Il Salone, con oltre 60.000 presenze annue, vuole rappresentare un attivo punto di incontro tra amministrazioni e operatori di settore, un luogo nel quale possa essere conferita la giusta visibilità alle eccellenze dei piccoli Comuni. L’obiettivo – ha affermato – è quello di ospitare nella prossima edizione di ottobre uno spazio dedicato alle 600 Città del vino, così da fornire un’immagine unitaria del patrimonio culturale e vitivinicolo dei territori di provenienza”.

La consonanza di interessi e obiettivi è riecheggiata anche nell’intervento di Franco Bonanini, presidente del Parco Cinque Terre, che vede nell’enoturismo “uno strumento capace di arrestare il degrado del paesaggio agricolo, spesso minacciato e impoverito in nome di un’idea globalizzante di sviluppo lontana dall’autentica vocazione dei territori”. “Ringrazio l’Associazione Città del vino, con la quale da anni condividiamo la scommessa della valorizzazione delle produzioni agricole, l’incentivazione del reticolo della piccola impresa che lavora sulla qualità e che presidia il territorio”.

Paolo Benvenuti, direttore dell’Associazione, ha posto l’accento proprio sulla sostenibilità del turismo, a salvaguardia dell’ambiente e del progetto di vita delle comunità locali. Nel sottolineare che tra i compiti statutari delle Città del vino vi è quello di fornire strumenti per la tutela attiva del paesaggio vitivinicolo, Benvenuti ha dichiarato che “il paesaggio rurale non può essere affidato alle dinamiche economiche spontanee ma può e deve essere oggetto di una pianificazione urbanistica: filosofia di fondo che costituisce il filo conduttore del volume “Vino e Paesaggio. Materiali per il governo del territorio”, un’organica raccolta di idee, regole e esperienze per un piano di gestione rurale”.

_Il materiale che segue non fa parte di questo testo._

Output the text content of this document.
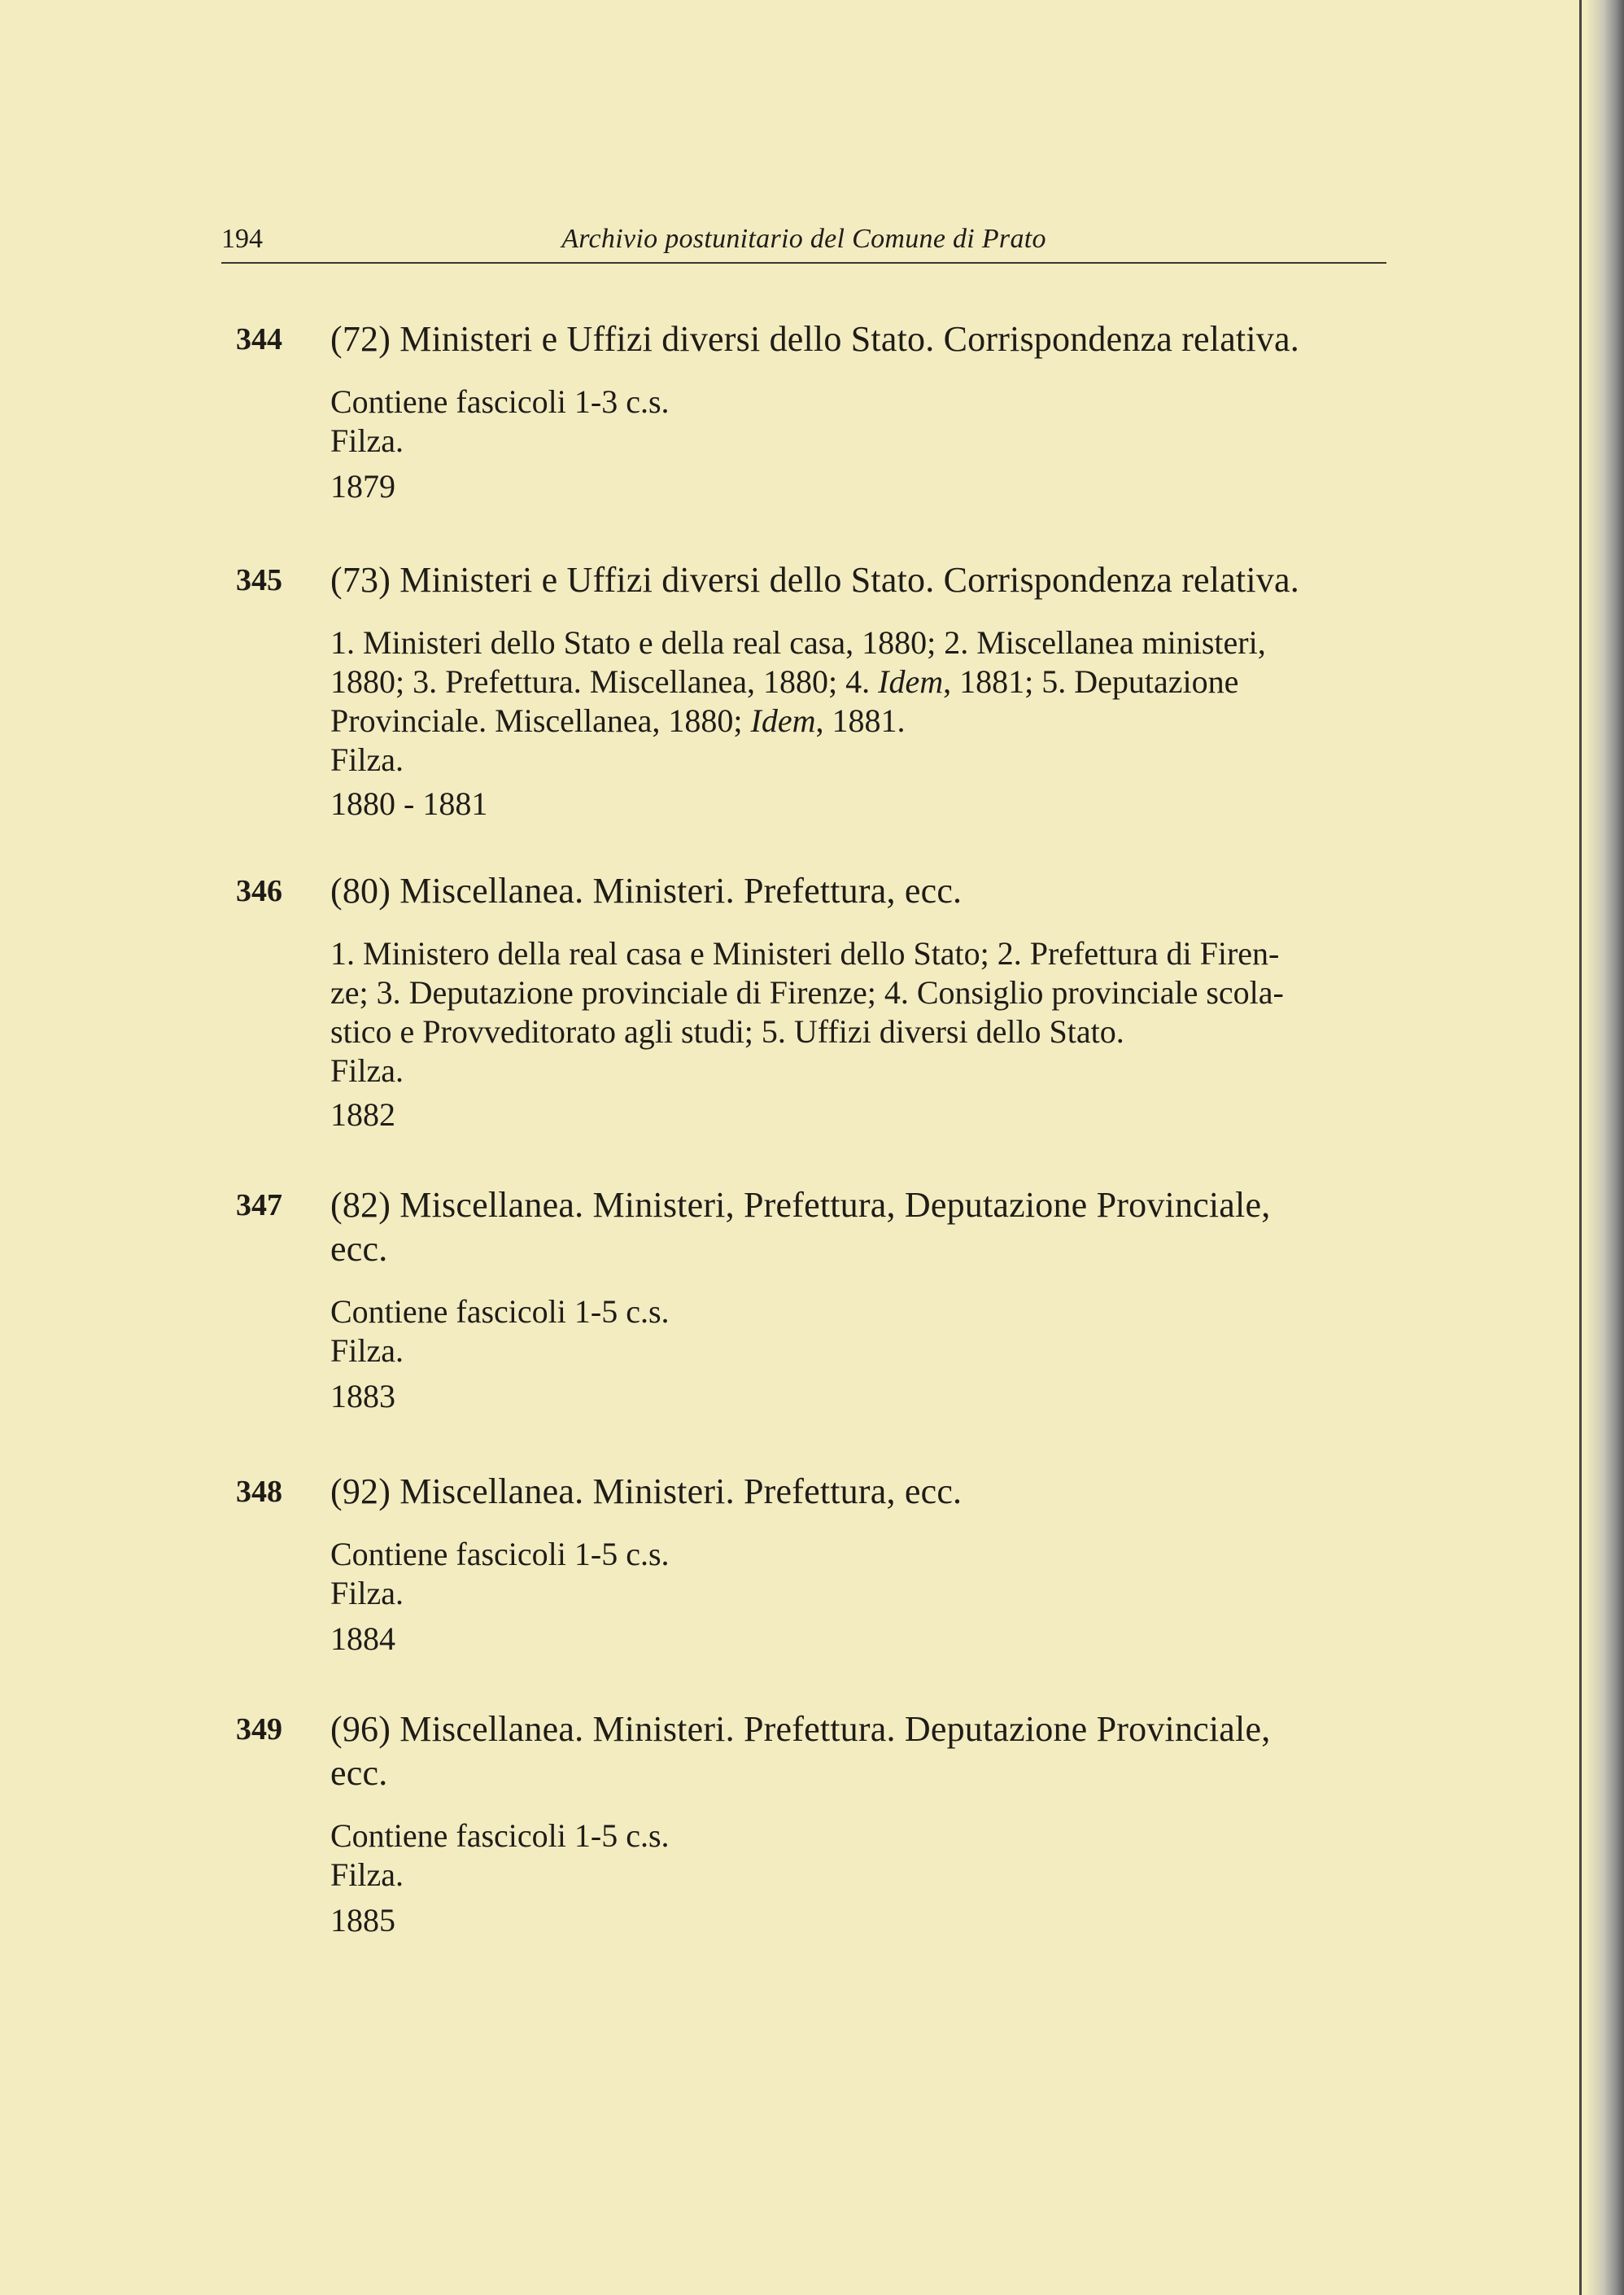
194	Archivio postunitario del Comune di Prato
344 (72) Ministeri e Uffizi diversi dello Stato. Corrispondenza relativa.
Contiene fascicoli 1-3 c.s.
Filza.
1879
345 (73) Ministeri e Uffizi diversi dello Stato. Corrispondenza relativa.
1. Ministeri dello Stato e della real casa, 1880; 2. Miscellanea ministeri,
1880; 3. Prefettura. Miscellanea, 1880; 4. Idem, 1881; 5. Deputazione
Provinciale. Miscellanea, 1880; Idem, 1881.
Filza.
1880 - 1881
346 (80) Miscellanea. Ministeri. Prefettura, ecc.
1. Ministero della real casa e Ministeri dello Stato; 2. Prefettura di Firen-
ze; 3. Deputazione provinciale di Firenze; 4. Consiglio provinciale scola-
stico e Provveditorato agli studi; 5. Uffizi diversi dello Stato.
Filza.
1882
347 (82) Miscellanea. Ministeri, Prefettura, Deputazione Provinciale,
ecc.
Contiene fascicoli 1-5 c.s.
Filza.
1883
348 (92) Miscellanea. Ministeri. Prefettura, ecc.
Contiene fascicoli 1-5 c.s.
Filza.
1884
349 (96) Miscellanea. Ministeri. Prefettura. Deputazione Provinciale,
ecc.
Contiene fascicoli 1-5 c.s.
Filza.
1885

Il tema della ricerca e della complessità dell’universo vino è stato affrontato da Paolo Corbini, direttore della rivista Terre del vino, con riferimenti alla esperienza in corso a Siena, laddove i diversi saperi (storia, archeologia, arte, ampelografia, botanica, biologia molecolare) si sono coordinati per dar vita a un progetto interdisciplinare in collaborazione con l’Università senese e che ha come obiettivo l’individuazione di un percorso storico attraverso la mappa topografica dei vigneti più antichi che, da secoli, crescono all’interno delle mura cittadine e negli spazi rurali interurbani.

A fare da collante e moderatore degli interventi, Enzo Giorgi, coordinatore Città del Vino della regione Liguria e organizzatore dell’evento, cui hanno partecipato il sindaco di Riomaggiore Gianluca Pasini, il sindaco di Ortovero Maria Grazia Timo, i viticoltori dell’area delle Cinque Terre.